A Modular Concept


Customisation of NV buildings over time


The VN technique lends itself well to various levels of customisation:

  • it can be adapted to suit the needs and financial resources of a wide range of clients, from the poorest rural families to wealthier urban ones
  •  it allows for later extension of a building, by lengthening a vault, by adding further vaults on the side of an existing one, or by adding a second storey onto an existing single storey building (on condition that this was foreseen when the foundations were laid)
  •  it is easy to re-arrange the interiors of VN buildings`(e.g the adding or removal of internal partitions, the opening or closing of doorways, and window and alcove arches).


This modular potential increases the popularity of VN architecture, as homes can be ’grown’ to match developing family needs, as illustrated in the slide show below:


Some NV buildings even have structures over two storeys in height - examples include a church tower, and several mosque minarets.

Coucoun mosque, Dendjola, Mali

The range and variety of popular adaptations of the NV technique demonstrates the richness of the concept. Churches, mosques, school classrooms, dispensaries, agricultural buildings, verandahs, two-storey houses etc. are enriching the range of applications, and are firmly based on the original simplicity, modularity, and strength of the concept. The only fixed constraint is the maximum internal width of a standard vault, which - for reasons linked to the large-scale deployment of the technique -  must not exceed 3,25 metres.


NV technique + reinforced concrete


Although there is no limit to the length of a NV vault, its width cannot exceed 3.25 metres. As some buildings (e.g. classrooms, churches, community centres...) need to be much wider internally, we have developed a technique combining NV vaults with reinforced concrete beams and pillars (NV+RC) to support the vaults. 


The combination of NV vaulted roofs with reinforced concrete pillars and beams provides much wider open spaces (7 to > 10 metres); it also has other advantages:

  •  a saving of 25% in overall costs compared to comparable metal roof buildings
  •  a major involvement of local people (= eventual users), as unskilled labour
  •  a re-injection of building costs into the local economy (labour)
  •  a reduction in the purchase of imported materials
  •  enhanced sustainability and comfort of the building.


With various technical partners, some 30 buildings have been constructed using this combination, in Burkina Faso and in Mali. AVN can recommend masons or building firms with the necessary experience.


Flexible payment arrangements: from self-build to cash


The NV concept is well adapted to local socio-economic conditions.
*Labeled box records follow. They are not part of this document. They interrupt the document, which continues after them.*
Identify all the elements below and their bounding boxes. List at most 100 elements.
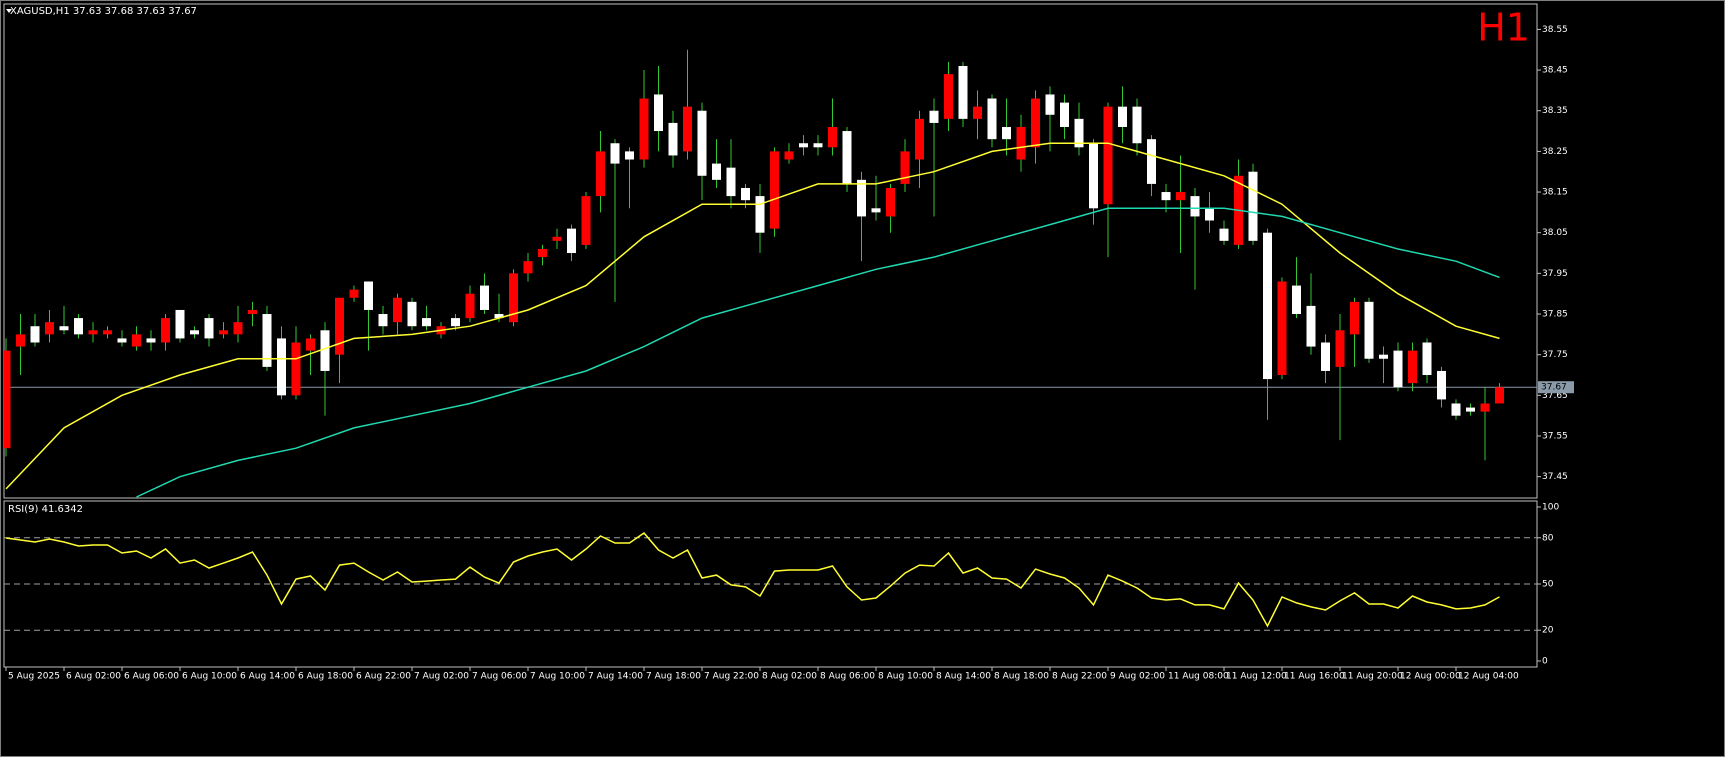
x-tick-label: 11 Aug 20:00 bbox=[1342, 672, 1403, 682]
candle-body bbox=[1263, 232, 1272, 380]
y-tick-label: 38.05 bbox=[1542, 228, 1568, 238]
y-tick-label: 0 bbox=[1542, 657, 1548, 667]
candle-body bbox=[842, 131, 852, 184]
candle-body bbox=[871, 208, 881, 213]
x-tick-label: 7 Aug 14:00 bbox=[588, 672, 643, 682]
candle-body bbox=[233, 322, 243, 335]
candle-body bbox=[828, 126, 837, 148]
candle-body bbox=[1002, 126, 1011, 140]
candle-body bbox=[1379, 354, 1388, 359]
rsi-plot bbox=[4, 531, 1537, 631]
candle-body bbox=[726, 167, 736, 197]
candle-body bbox=[378, 314, 388, 327]
y-tick-label: 37.55 bbox=[1542, 432, 1568, 442]
candle-body bbox=[393, 297, 402, 323]
candle-body bbox=[306, 338, 315, 351]
candle-body bbox=[944, 74, 953, 119]
candle-body bbox=[1219, 228, 1229, 241]
candle-body bbox=[929, 110, 939, 123]
x-tick-label: 7 Aug 18:00 bbox=[646, 672, 701, 682]
x-tick-label: 6 Aug 14:00 bbox=[240, 672, 295, 682]
x-tick-label: 11 Aug 12:00 bbox=[1226, 672, 1287, 682]
candle-body bbox=[915, 118, 924, 160]
x-tick-label: 8 Aug 10:00 bbox=[878, 672, 933, 682]
candle-body bbox=[509, 273, 518, 323]
candle-body bbox=[1132, 106, 1142, 144]
candle-body bbox=[857, 179, 866, 217]
candle-body bbox=[813, 143, 823, 148]
x-tick-label: 6 Aug 10:00 bbox=[182, 672, 237, 682]
x-tick-label: 12 Aug 00:00 bbox=[1400, 672, 1461, 682]
candle-body bbox=[1103, 106, 1113, 205]
candle-body bbox=[1074, 118, 1084, 148]
candle-body bbox=[132, 334, 141, 347]
y-tick-label: 37.45 bbox=[1542, 472, 1568, 482]
candle-body bbox=[1466, 407, 1475, 412]
candle-body bbox=[190, 330, 199, 335]
y-tick-label: 38.15 bbox=[1542, 188, 1568, 198]
candle-body bbox=[480, 285, 489, 310]
candle-body bbox=[668, 122, 678, 156]
candle-body bbox=[654, 94, 663, 132]
candle-body bbox=[277, 338, 286, 396]
x-tick-label: 8 Aug 02:00 bbox=[762, 672, 817, 682]
candle-body bbox=[697, 110, 707, 176]
candle-body bbox=[987, 98, 997, 140]
candle-body bbox=[886, 187, 895, 217]
candle-body bbox=[349, 289, 359, 298]
y-tick-label: 50 bbox=[1542, 580, 1554, 590]
x-tick-label: 12 Aug 04:00 bbox=[1458, 672, 1519, 682]
candle-body bbox=[610, 143, 620, 164]
candle-body bbox=[30, 326, 40, 343]
candle-body bbox=[1350, 301, 1359, 335]
current-price-label: 37.67 bbox=[1541, 383, 1567, 393]
candle-body bbox=[784, 151, 794, 160]
candle-body bbox=[465, 293, 475, 319]
x-tick-label: 8 Aug 06:00 bbox=[820, 672, 875, 682]
candle-body bbox=[407, 301, 417, 327]
candle-body bbox=[320, 330, 330, 371]
y-tick-label: 100 bbox=[1542, 503, 1559, 513]
candle-body bbox=[1248, 171, 1258, 241]
candle-body bbox=[1089, 143, 1098, 209]
candle-body bbox=[567, 228, 576, 254]
candle-body bbox=[741, 187, 750, 201]
x-tick-label: 6 Aug 02:00 bbox=[66, 672, 121, 682]
candle-body bbox=[581, 196, 591, 245]
timeframe-watermark: H1 bbox=[1477, 6, 1530, 50]
x-tick-label: 8 Aug 14:00 bbox=[936, 672, 991, 682]
rsi-line bbox=[5, 531, 1500, 628]
candle-body bbox=[1480, 403, 1490, 412]
current-price-box bbox=[1538, 381, 1574, 394]
candle-body bbox=[538, 248, 547, 258]
candle-body bbox=[1060, 102, 1069, 127]
candle-body bbox=[1364, 301, 1374, 359]
x-tick-label: 6 Aug 06:00 bbox=[124, 672, 179, 682]
y-tick-label: 38.55 bbox=[1542, 25, 1568, 35]
candle-body bbox=[219, 330, 228, 335]
x-tick-label: 7 Aug 02:00 bbox=[414, 672, 469, 682]
y-tick-label: 38.25 bbox=[1542, 147, 1568, 157]
candle-body bbox=[248, 309, 257, 315]
y-tick-label: 80 bbox=[1542, 533, 1554, 543]
candle-body bbox=[1422, 342, 1432, 376]
candle-body bbox=[523, 261, 533, 274]
x-tick-label: 8 Aug 18:00 bbox=[994, 672, 1049, 682]
x-tick-label: 5 Aug 2025 bbox=[8, 672, 60, 682]
chart-title: XAGUSD,H1 37.63 37.68 37.63 37.67 bbox=[10, 6, 197, 17]
candle-body bbox=[799, 143, 808, 148]
candle-body bbox=[1437, 370, 1446, 400]
axes: 37.45 37.55 37.65 37.75 37.85 37.95 38.05 38.15… bbox=[5, 25, 1574, 682]
candle-body bbox=[422, 318, 431, 327]
candle-body bbox=[1045, 94, 1055, 115]
x-tick-label: 6 Aug 18:00 bbox=[298, 672, 353, 682]
candle-body bbox=[74, 318, 83, 335]
candle-body bbox=[1277, 281, 1287, 376]
moving-average-line bbox=[136, 207, 1500, 498]
x-tick-label: 8 Aug 22:00 bbox=[1052, 672, 1107, 682]
candle-body bbox=[1335, 330, 1345, 367]
candle-body bbox=[161, 318, 170, 343]
candle-body bbox=[59, 326, 69, 331]
x-tick-label: 11 Aug 08:00 bbox=[1168, 672, 1229, 682]
candle-body bbox=[1321, 342, 1330, 371]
It has always been the case in rural and poor urban areas that many house-building tasks (especially those involving unskilled labour)  are carried out by the clients, their families and neighbours.

Family members rendering NV wall (Chibombo, Zambia)


The vast majority of VN masons' clients in our priority target group (village and peri-urban families) contribute unskilled labour in building their houses (digging foundations, carrying materials, making mud bricks for the walls ...). The proportion of this 'self-build' contribution varies from client to client, and from one building site to another.

However, the work of the skilled NV mason and his team (about 25-30% of the cost of the main structure) is almost invariably paid for in cash

Some wealthier NV clients do pay for the entire construction (unskilled and skilled labour, purchase and transport of bricks) in cash, but they are in a minority.